Certainly, organisations representing copyright holders won’t, and may file civil suit against some ISPs or individuals they think are pirates – but then again it’s always been their prerogative to wage a legal war on their own customers, should they choose that path above more positive alternatives such as offering more and better street-legal digital content.
Similarly, an ISP has always been able to terminate your account if you violate its T&Cs, without a court trial, or indeed any evidence at all, should it feel the need to alienate you and lose your business. (One of the problems that RIANZ and other copyright holders have with the act, is that anyone who does get terminated after the code’s drawn-out notice procedures can turnaround and open an account with another ISP the next day. But again, that’s the case today, too.)

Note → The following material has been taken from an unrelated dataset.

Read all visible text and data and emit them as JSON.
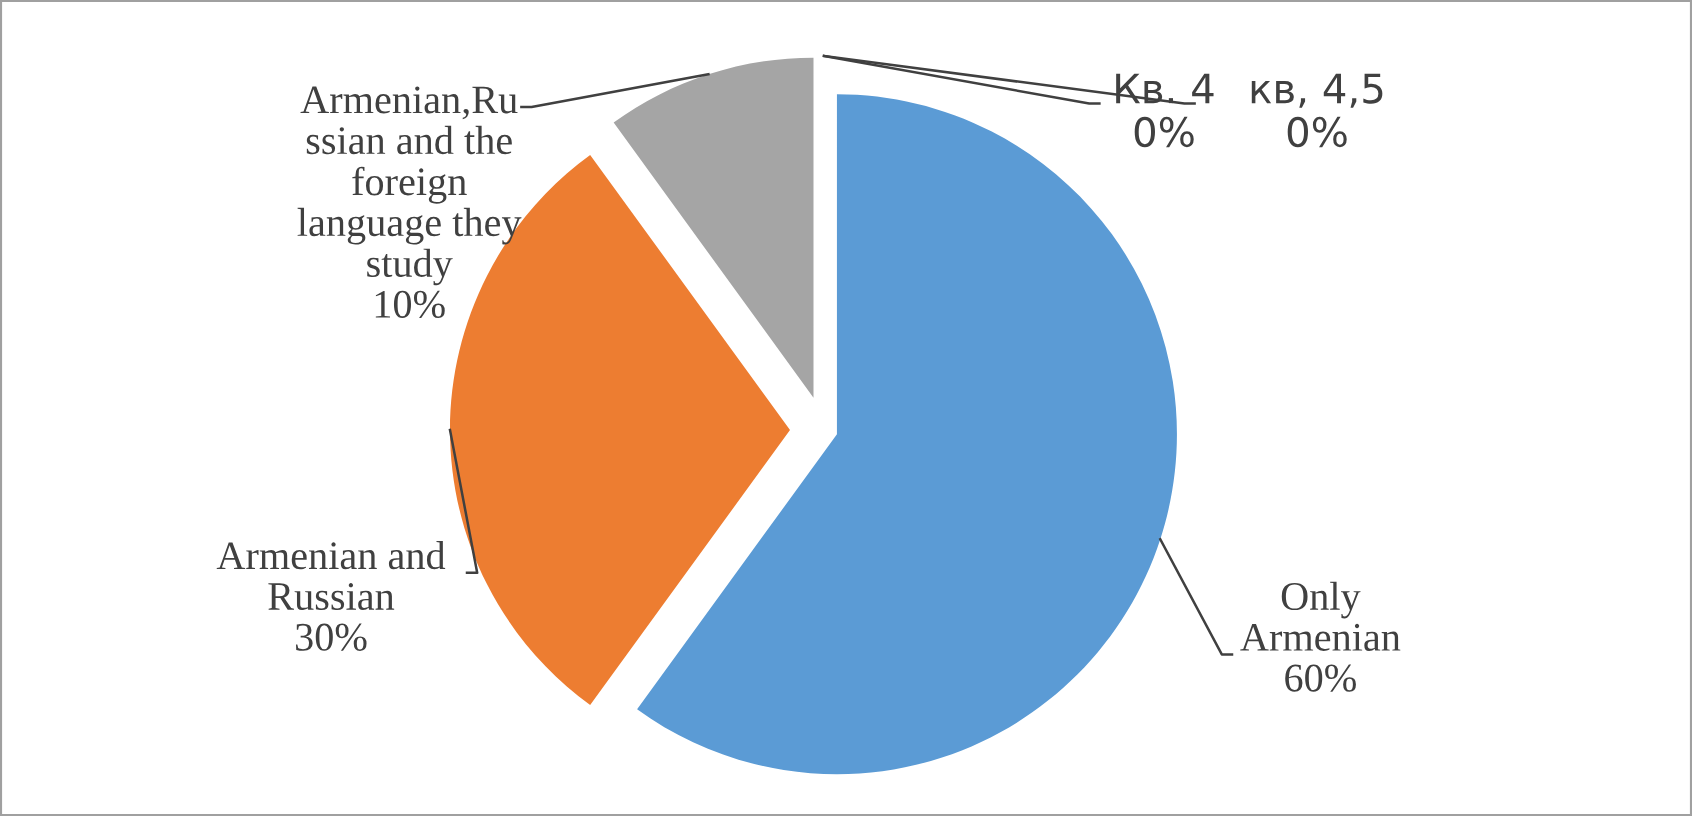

The act's vague definition of what constitutes an ISP is another problem area, and one of many areas of the legislation that will have to be resolved by money-wasting test cases. However, it's also arguable that any company running a website - if indeed that can be defined as an ISP - now has a structured defence against complaints from copyright holders. It could, for example, say it has followed the code by taking "appropriate measures" to deal with a rogue employee, such as asking them to stop downloading pirated material, or executing some measure of internal discipline or, indeed, education.
The OTT reaction has been counter-productive. Attorney General Christopher Finlayson has decided factions on both sides of the debate are being hysterical, says one National insider, resulting in his decision to let the law go into force on February 28, then see how it works in practice.